Corrado Pizziolo (born 23 December 1949) is an Italian prelate of the Roman Catholic Church. He currently serves as Bishop
of Vittorio Veneto.

Biography
Corrado Pizziolo was born in Scandolara di Zero Branco, and studied at the minor and major seminaries in Treviso. He was ordained to the priesthood on 20 September 1975 and then served as parochial vicar of the parish of San Martino di Lupari until 1981. From 1981 to 1985, he was an assistant of the Major Seminary of Treviso. Pizziolo continued his studies at the Theological Faculty of Northern Italy, from where he later obtained his licentiate in theology.

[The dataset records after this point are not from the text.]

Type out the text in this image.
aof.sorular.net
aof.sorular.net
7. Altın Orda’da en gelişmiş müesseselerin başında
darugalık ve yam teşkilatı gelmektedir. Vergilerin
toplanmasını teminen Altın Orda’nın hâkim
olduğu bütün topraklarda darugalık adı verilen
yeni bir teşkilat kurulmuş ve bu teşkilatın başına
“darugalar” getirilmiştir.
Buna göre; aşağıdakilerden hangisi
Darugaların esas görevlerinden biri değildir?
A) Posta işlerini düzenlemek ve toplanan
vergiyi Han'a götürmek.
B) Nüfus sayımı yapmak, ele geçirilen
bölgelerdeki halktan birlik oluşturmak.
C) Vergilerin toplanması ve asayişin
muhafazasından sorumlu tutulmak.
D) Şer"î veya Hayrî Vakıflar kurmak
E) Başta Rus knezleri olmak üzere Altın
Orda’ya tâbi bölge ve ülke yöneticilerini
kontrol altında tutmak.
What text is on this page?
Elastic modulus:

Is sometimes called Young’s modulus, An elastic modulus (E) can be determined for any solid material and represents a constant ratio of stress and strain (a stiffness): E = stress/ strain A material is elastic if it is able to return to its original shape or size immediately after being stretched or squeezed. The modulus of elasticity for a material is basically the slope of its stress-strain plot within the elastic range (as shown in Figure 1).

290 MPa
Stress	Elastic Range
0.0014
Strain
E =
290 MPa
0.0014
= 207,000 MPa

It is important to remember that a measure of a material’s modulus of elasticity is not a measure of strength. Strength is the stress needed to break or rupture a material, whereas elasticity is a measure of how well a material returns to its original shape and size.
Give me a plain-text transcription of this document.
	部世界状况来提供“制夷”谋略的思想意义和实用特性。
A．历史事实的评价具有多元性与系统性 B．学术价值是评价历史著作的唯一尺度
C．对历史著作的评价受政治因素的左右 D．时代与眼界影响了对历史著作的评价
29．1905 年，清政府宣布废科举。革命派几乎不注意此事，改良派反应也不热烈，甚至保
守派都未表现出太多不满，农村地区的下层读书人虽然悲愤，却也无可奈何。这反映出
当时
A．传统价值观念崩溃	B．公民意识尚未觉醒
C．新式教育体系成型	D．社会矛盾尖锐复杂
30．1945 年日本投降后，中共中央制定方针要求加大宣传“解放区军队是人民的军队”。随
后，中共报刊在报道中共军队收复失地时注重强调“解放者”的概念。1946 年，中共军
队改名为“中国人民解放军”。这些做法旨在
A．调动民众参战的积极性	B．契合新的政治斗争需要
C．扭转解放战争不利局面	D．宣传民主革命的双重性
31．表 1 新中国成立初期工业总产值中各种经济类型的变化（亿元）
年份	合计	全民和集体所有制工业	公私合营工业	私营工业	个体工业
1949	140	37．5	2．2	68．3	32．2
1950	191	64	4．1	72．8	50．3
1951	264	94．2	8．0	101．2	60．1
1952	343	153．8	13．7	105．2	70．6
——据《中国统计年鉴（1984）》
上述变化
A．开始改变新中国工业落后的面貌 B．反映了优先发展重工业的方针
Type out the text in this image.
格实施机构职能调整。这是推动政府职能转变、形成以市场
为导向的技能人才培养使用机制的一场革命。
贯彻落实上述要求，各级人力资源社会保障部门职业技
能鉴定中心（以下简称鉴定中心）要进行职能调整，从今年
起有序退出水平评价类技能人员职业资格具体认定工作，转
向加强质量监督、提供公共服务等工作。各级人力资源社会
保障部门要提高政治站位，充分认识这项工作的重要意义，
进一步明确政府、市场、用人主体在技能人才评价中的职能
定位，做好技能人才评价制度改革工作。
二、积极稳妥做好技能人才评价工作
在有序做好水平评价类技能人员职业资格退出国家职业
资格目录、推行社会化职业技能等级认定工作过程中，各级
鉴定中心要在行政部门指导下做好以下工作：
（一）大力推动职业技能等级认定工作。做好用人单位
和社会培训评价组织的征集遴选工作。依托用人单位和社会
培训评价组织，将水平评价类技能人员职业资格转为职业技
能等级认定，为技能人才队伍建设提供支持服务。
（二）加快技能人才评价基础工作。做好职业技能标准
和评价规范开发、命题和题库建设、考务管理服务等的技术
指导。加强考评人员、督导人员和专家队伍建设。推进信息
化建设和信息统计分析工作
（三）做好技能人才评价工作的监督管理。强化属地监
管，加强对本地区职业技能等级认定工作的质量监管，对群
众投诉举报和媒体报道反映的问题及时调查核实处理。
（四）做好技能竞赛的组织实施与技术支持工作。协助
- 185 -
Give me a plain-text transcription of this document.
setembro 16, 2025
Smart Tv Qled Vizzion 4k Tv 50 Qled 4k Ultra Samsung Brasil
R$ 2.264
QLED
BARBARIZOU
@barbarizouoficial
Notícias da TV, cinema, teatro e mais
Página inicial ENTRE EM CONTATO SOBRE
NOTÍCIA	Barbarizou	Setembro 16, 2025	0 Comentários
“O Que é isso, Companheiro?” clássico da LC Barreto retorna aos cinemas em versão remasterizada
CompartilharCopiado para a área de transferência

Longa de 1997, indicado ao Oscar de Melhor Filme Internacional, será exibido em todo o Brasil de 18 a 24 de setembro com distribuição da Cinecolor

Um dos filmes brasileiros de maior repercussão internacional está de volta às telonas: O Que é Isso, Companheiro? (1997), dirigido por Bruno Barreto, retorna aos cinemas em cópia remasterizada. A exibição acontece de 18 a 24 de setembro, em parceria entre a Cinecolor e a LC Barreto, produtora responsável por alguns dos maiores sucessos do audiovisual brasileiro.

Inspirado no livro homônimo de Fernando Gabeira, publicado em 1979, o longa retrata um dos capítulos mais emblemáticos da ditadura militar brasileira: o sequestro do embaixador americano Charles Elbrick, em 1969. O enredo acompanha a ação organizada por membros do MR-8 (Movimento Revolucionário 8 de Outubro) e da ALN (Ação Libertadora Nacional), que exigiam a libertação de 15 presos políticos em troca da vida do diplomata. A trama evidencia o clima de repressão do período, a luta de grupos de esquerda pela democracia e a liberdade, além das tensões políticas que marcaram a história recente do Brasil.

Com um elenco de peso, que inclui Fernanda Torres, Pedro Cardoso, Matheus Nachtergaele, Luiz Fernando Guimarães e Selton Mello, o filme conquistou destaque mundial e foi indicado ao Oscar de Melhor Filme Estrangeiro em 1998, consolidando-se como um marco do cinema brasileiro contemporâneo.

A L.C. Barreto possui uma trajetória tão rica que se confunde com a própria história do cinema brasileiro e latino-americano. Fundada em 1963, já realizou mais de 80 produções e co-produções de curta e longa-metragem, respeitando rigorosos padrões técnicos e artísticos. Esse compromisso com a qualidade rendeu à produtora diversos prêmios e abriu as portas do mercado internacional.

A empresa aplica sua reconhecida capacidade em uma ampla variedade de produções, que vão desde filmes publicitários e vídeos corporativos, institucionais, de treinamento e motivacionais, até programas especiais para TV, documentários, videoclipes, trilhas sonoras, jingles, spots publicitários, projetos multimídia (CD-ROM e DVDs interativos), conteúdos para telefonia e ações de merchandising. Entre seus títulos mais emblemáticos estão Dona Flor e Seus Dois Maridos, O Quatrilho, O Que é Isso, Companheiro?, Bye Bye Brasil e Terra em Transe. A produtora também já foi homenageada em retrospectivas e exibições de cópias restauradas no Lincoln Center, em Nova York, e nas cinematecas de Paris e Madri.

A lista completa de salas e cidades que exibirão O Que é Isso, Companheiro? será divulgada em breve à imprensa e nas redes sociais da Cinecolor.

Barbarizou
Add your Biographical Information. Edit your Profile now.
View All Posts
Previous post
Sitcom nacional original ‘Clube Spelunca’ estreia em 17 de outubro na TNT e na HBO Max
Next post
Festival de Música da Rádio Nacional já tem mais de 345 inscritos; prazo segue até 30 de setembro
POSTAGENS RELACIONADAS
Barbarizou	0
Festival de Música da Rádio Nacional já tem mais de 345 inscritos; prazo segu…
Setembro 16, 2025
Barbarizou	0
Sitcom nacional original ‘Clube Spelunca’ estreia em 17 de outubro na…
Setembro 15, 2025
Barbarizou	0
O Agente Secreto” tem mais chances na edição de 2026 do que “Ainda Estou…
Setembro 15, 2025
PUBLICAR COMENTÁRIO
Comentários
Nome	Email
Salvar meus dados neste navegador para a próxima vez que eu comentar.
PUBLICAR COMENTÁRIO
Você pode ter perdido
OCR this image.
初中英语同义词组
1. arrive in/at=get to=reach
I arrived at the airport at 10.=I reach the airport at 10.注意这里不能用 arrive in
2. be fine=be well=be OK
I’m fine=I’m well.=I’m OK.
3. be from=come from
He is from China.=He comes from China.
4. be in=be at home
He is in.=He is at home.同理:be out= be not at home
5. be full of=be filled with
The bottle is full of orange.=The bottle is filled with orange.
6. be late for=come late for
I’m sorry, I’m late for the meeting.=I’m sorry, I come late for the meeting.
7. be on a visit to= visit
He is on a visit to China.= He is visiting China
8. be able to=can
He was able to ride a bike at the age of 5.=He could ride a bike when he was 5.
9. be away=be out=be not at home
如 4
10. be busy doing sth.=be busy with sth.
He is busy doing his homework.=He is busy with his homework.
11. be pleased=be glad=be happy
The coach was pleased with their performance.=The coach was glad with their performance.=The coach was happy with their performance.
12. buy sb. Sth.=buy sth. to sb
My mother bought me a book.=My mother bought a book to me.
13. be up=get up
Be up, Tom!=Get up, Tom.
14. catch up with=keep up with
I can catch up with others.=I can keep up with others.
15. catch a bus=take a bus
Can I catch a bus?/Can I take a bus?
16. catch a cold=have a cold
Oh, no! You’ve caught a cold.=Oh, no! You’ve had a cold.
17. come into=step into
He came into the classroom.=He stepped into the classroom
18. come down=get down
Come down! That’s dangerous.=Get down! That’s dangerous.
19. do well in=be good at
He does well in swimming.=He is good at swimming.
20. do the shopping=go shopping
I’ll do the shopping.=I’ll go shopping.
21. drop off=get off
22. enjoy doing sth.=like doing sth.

In 1985, he became professor of dogmatic theology at the Interdiocesan Theological Institute of Treviso-Vittorio Veneto and at the School of Theology for Laymen in Treviso. After being appointed to the Permanent Formation of Young Clergy in 1994, Pizziolo was named episcopal vicar for the diocesan synod in 1998, episcopal delegate for the Permanent Formation of the Clergy in 1999, and vicar general of and curial moderator of the Diocese of Treviso in 2002. He was also made a canon of the cathedral chapter in 2001 and chaired the Commission for the Permanent Diaconate and the Administrative Council of the House of Clergy in Treviso.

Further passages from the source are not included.